Les élus s'intéressent de près à la possibilité de créer une complémentaire santé obligatoire. Un rapport de la sénatrice Patricia Schillinger (PS, Haut-Rhin) évoque une éventuelle extension du régime de protection sociale d'Alsace-Moselle à l'ensemble du territoire, pour une meilleure prise en charge des dépenses de santé.

Un régime excédentaire « attractif »

Le régime en vigueur en Alsace-Moselle est financé par un prélèvement de 1,5% sur les salaires et les retraites. Complémentaire du régime général, il rembourse à 90% les actes médicaux, contre 70% partout ailleurs. Les frais d'optique sont couverts à hauteur de 90% du tarif conventionnel (contre 60% dans le reste du pays). Ce dispositif prend également en charge le ticket modérateur et le forfait hospitalier.
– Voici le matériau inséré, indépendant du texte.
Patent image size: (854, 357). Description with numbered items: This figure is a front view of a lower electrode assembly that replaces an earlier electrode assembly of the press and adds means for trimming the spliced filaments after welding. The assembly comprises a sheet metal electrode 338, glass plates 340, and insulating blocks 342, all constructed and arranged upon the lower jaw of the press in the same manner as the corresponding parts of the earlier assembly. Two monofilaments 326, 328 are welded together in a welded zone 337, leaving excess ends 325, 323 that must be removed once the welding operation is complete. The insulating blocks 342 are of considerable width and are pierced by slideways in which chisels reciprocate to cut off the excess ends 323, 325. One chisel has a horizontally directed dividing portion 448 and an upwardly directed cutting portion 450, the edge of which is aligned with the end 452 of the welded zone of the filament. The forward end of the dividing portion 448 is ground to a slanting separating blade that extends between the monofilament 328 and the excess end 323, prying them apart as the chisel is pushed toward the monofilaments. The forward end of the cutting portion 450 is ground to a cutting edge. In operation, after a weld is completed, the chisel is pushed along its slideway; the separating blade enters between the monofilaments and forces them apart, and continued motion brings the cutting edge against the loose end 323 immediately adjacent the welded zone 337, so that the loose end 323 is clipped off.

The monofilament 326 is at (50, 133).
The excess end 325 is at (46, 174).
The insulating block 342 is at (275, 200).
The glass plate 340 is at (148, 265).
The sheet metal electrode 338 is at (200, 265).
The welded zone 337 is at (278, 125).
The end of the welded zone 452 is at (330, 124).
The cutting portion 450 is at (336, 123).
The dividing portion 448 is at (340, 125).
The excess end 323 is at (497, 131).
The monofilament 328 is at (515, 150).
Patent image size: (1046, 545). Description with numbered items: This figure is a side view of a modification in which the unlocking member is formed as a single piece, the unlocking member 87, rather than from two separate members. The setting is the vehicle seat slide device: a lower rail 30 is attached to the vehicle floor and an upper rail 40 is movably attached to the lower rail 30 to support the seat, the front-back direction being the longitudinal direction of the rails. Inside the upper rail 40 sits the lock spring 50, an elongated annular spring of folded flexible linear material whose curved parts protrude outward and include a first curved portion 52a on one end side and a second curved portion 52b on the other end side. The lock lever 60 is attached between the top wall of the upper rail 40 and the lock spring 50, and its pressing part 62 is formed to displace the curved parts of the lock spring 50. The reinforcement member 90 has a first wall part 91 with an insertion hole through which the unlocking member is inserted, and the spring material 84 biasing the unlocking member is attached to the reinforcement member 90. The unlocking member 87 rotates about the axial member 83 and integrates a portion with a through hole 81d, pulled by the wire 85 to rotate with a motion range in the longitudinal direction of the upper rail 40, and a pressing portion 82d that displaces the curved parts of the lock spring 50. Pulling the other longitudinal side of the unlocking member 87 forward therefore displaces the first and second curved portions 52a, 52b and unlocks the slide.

La recette est efficace : contrairement au régime général, qui ne parvient pas à combler son trou abyssal, celui de cette région est en excédent. Ainsi, Patricia Schillinger pose la question de son déploiement au niveau national, en suggérant deux pistes : un élargissement des remboursements du régime de base ou la création d'un niveau complémentaire au régime obligatoire, qui serait géré par les partenaires sociaux.

Quel impact pour notre secteur ?

Si, jusqu'au milieu des années 1980, le régime d'Alsace-Moselle prenait en charge des prestations facultatives, notamment le remboursement complémentaire des frais d'optique, celles-ci ont été supprimées suite à des difficultés financières. Aujourd'hui, « les prestations servies par le régime local s'inscrivent strictement dans le cadre des tarifs conventionnels de la sécurité sociale : elles ne peuvent donc ni prendre en charge les dépassements d'honoraires ni assurer un financement supérieur des frais dentaires, d'optique ou ceux liés à certains dispositifs médicaux », explique le rapport. Ainsi, 81 % des bénéficiaires du régime local contractent une complémentaire santé facultative, qui « intervient avant tout sur les dépassements d'honoraires et les remboursements de frais d'optique et de dentaire ». Une extension à l'ensemble du territoire n'aurait donc guère d'impact sur la consommation d'équipements optiques. Reste que les tarifs des cotisations des Ocam appliquées aux assurés du régime local « sont adaptés et inférieurs à ceux applicables aux assurés des autres départements » : le risque de « démutualisation » est donc diminué, et les bénéficiaires peuvent s'offrir des garanties plus généreuses sur les remboursements de lunettes et de lentilles.